Show Abstract | Download Original | Original Source | Check in Google Scholar | DOI: 10.11591/ijeecs.v40.i3.pp1439-1452

Abstract

The rapid advancement in the field of communication and ubiquitous access to computing has led to the proliferation of large amounts of video content on YouTube and other social media platforms. However, getting precise information from the video in concise textual manner remains a challenge. Different extractive and abstractive text summarization methods are prevalent in the literature. In this paper, classical extractive text summarization methods Luhn’s algorithm, TextRank algorithm and Keyword- based summarization are combined to develop a combined extractive (CE) method. To enhance its performance, bidirectional and auto-regressive transformers (BART) is investigated and integrated as a hybrid model. Further, we explore how Kmeans clustering algorithm can be used for text summarization in general and with the proposed hybrid approach for improvement in text summarization.

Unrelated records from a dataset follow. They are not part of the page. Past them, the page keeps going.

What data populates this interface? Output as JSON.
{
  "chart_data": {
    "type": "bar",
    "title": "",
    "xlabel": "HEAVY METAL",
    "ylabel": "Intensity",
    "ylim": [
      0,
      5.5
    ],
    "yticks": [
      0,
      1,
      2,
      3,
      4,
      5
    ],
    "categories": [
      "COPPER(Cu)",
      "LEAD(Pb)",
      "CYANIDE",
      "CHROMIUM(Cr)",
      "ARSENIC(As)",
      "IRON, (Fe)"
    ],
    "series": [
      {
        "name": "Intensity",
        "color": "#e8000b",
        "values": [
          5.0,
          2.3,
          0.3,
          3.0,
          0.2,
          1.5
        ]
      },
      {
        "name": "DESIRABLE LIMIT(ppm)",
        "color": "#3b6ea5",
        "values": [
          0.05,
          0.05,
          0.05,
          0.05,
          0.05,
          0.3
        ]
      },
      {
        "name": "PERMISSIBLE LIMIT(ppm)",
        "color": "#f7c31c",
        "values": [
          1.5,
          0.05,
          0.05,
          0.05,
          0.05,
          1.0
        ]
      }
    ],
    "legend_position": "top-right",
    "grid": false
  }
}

Using CNN/DailyMail dataset, assessment of text summarization methods based on ROUGE scores and time taken for summary generation is carried out. Based on the ROUGE score, we observe that the proposed hybrid method - 0.2644 is better than traditional extractive summarization methods. The combination of hybrid method with K-means further improved the score to 0.3227. The time taken by them for summary generation are 138.09 and 142.16 seconds respectively. This work experimented with different classical and transformer-based text summarization techniques to explore the complementary aspects and the results obtained are comparable with that of existing models with less time for text summarization.